Supardi Nasir

Shopee Liga 1 2020 dalam status force majeure. Bek Persib Bandung, Supardi Nasir, mengakui bahwa dirinya dalam kondisi sulit karena situasi tersebut.

Penghentian kompetisi sepakbola bukanlah sesuatu yang baru saja terjadi di Indonesia. Tercatat, sejak 1998, setidaknya dunia lapangan hijau dibuat sunyi tiga kali tahun ini. Dan yang terbaru terjadi yautu penghentian Shopee Liga 1.

Force majeure pertama terjadi pada tahun 1998. Kondisi sosial, ekonomi dan keamanan memaksa Liga Indonesia dihentikan.

17 tahun kemudian, pada 2015, kompetisi sepakbola yang disebut QNB League dihentikan setelah Kemenpora menangguhkan PSSI.
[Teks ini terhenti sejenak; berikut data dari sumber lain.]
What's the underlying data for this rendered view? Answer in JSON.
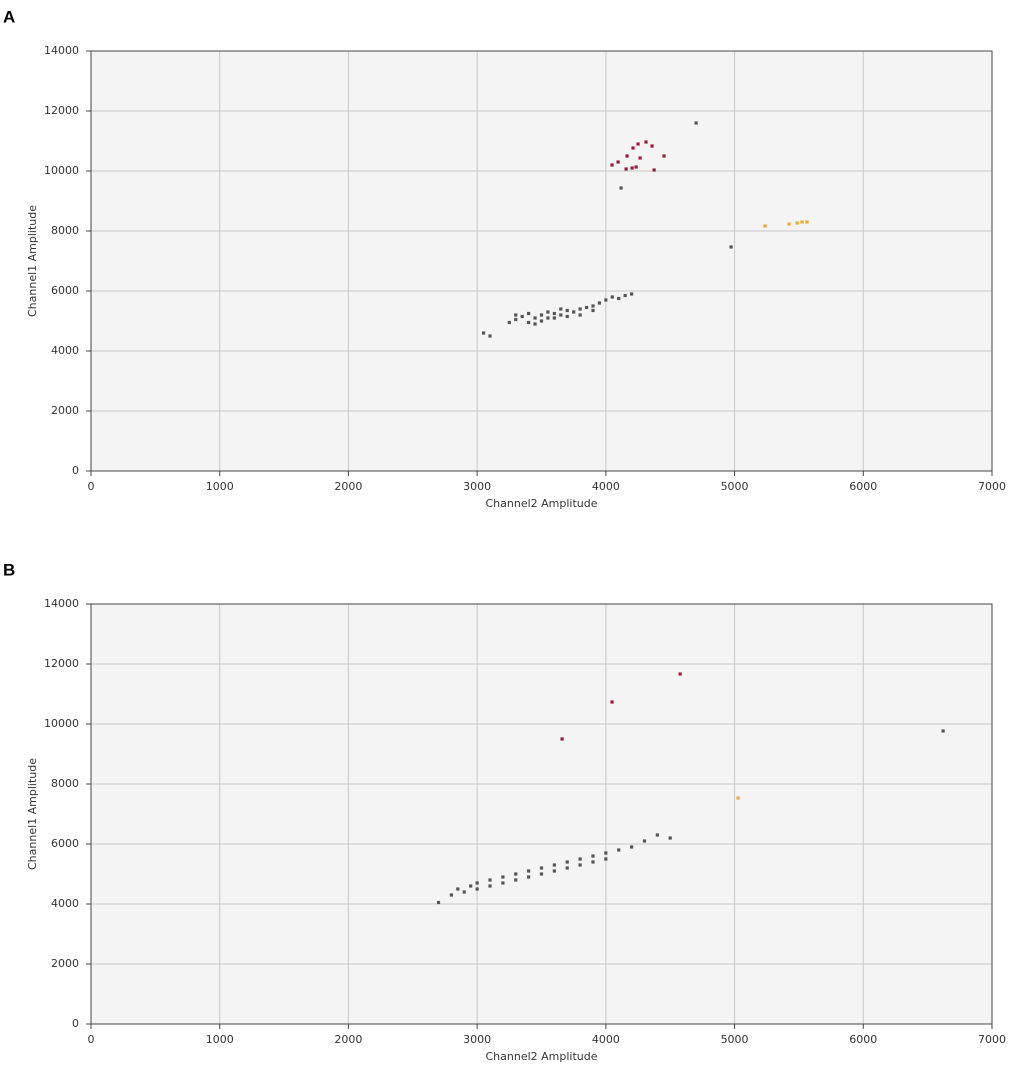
{
  "chart_data": [
    {
      "type": "scatter",
      "title": "A",
      "x_label": "Channel2 Amplitude",
      "y_label": "Channel1 Amplitude",
      "xlim": [
        0,
        7000
      ],
      "ylim": [
        0,
        14000
      ],
      "xticks": [
        0,
        1000,
        2000,
        3000,
        4000,
        5000,
        6000,
        7000
      ],
      "yticks": [
        0,
        2000,
        4000,
        6000,
        8000,
        10000,
        12000,
        14000
      ],
      "grid": true,
      "series": [
        {
          "color": "#555555",
          "x": [
            3050,
            3100,
            3250,
            3300,
            3350,
            3400,
            3450,
            3500,
            3500,
            3550,
            3600,
            3600,
            3650,
            3700,
            3700,
            3750,
            3800,
            3800,
            3850,
            3900,
            3900,
            3950,
            4000,
            4050,
            4100,
            4150,
            4200,
            3400,
            3550,
            3650,
            3300,
            3450,
            4701,
            4118,
            4973
          ],
          "y": [
            4600,
            4500,
            4950,
            5050,
            5150,
            4950,
            5100,
            5200,
            5000,
            5300,
            5100,
            5250,
            5200,
            5350,
            5150,
            5300,
            5400,
            5200,
            5450,
            5500,
            5350,
            5600,
            5700,
            5800,
            5750,
            5850,
            5900,
            5250,
            5100,
            5400,
            5200,
            4900,
            11600,
            9433,
            7467
          ]
        },
        {
          "color": "#9e1a3a",
          "x": [
            4048,
            4095,
            4165,
            4211,
            4250,
            4312,
            4359,
            4452,
            4157,
            4204,
            4235,
            4266,
            4375
          ],
          "y": [
            10200,
            10300,
            10500,
            10767,
            10900,
            10967,
            10833,
            10500,
            10067,
            10100,
            10133,
            10433,
            10033
          ]
        },
        {
          "color": "#f0a830",
          "x": [
            5237,
            5423,
            5486,
            5524,
            5563
          ],
          "y": [
            8167,
            8233,
            8267,
            8300,
            8300
          ]
        }
      ]
    },
    {
      "type": "scatter",
      "title": "B",
      "x_label": "Channel2 Amplitude",
      "y_label": "Channel1 Amplitude",
      "xlim": [
        0,
        7000
      ],
      "ylim": [
        0,
        14000
      ],
      "xticks": [
        0,
        1000,
        2000,
        3000,
        4000,
        5000,
        6000,
        7000
      ],
      "yticks": [
        0,
        2000,
        4000,
        6000,
        8000,
        10000,
        12000,
        14000
      ],
      "grid": true,
      "series": [
        {
          "color": "#555555",
          "x": [
            2700,
            2800,
            2850,
            2900,
            2950,
            3000,
            3000,
            3100,
            3100,
            3200,
            3200,
            3300,
            3300,
            3400,
            3400,
            3500,
            3500,
            3600,
            3600,
            3700,
            3700,
            3800,
            3800,
            3900,
            3900,
            4000,
            4000,
            4100,
            4200,
            4300,
            4400,
            4500,
            6620
          ],
          "y": [
            4050,
            4300,
            4500,
            4400,
            4600,
            4700,
            4500,
            4800,
            4600,
            4900,
            4700,
            5000,
            4800,
            5100,
            4900,
            5200,
            5000,
            5300,
            5100,
            5400,
            5200,
            5500,
            5300,
            5600,
            5400,
            5700,
            5500,
            5800,
            5900,
            6100,
            6300,
            6200,
            9767
          ]
        },
        {
          "color": "#9e1a3a",
          "x": [
            3660,
            4048,
            4577
          ],
          "y": [
            9500,
            10733,
            11667
          ]
        },
        {
          "color": "#f0a830",
          "x": [
            5027
          ],
          "y": [
            7533
          ]
        }
      ]
    }
  ]
}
Saat itu PSSI, yang dipimpin oleh La Nyalla Mataliti. Tidak melaksanakan rekomendasi dari BOPI, hingga akhirnya diakhiri dengan sanksi dari FIFA. Acara sepak bola paling bergengsi di negara itu dihentikan, ketika hanya menginjak dua pertandingan perdana.
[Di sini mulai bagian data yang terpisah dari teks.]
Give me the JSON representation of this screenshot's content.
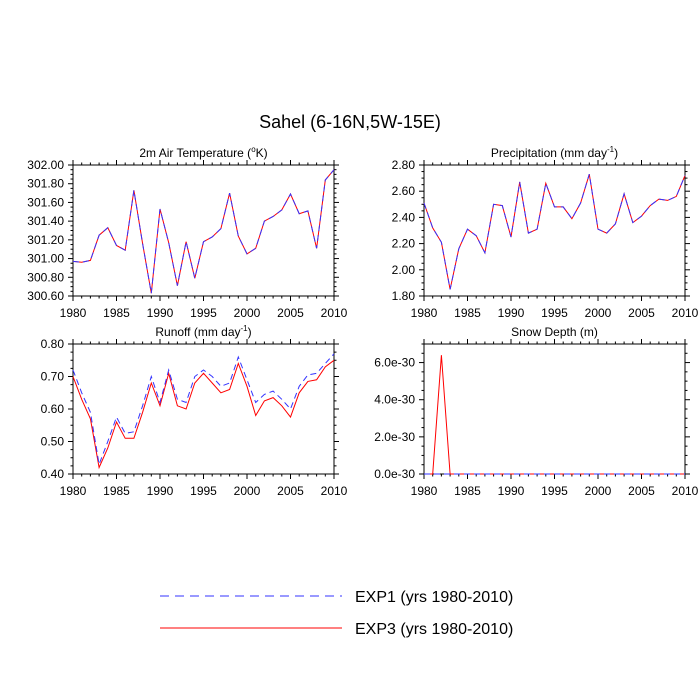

Shopee Liga 1 Force Majeure, Situasi Tersulit Bagi Supardi Nasir

Akhirnya, kompetisi Shopee Liga 1 berhenti lagi musim ini. Kali ini penyebabnya adalah virus korona atau COVID-19 saat memasuki minggu keempat.
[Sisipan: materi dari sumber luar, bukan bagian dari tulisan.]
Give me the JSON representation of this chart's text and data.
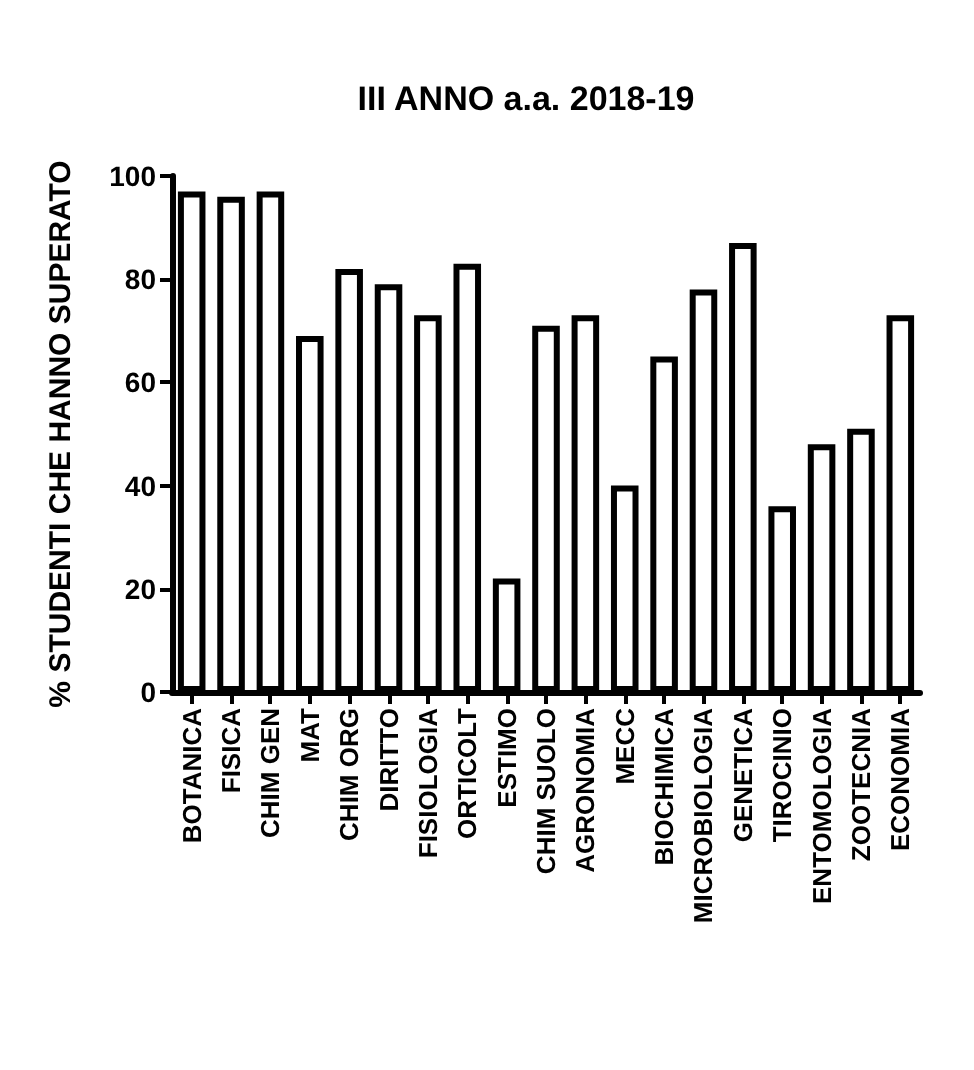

Merasakan dua kali penghentian liga, kapten Persib Bandung Supardi Nasir mengakui bahwa sekarang adalah waktu yang sulit bagi para pemain sepak bola.

“Tentu saja sulit bagi kami sebagai pemain, tetapi kami harus mematuhi pemerintah ketika PSSI mengeluarkan keputusan untuk menangguhkan kompetisi ini,” kata Supardi Nasir kepada wartawan.

“Karena yang pasti pertimbangannya adalah untuk manfaat atau baik bagi banyak orang, kebaikan semua juga karena kehadiran virus ini,” kata pemain asal Riau itu.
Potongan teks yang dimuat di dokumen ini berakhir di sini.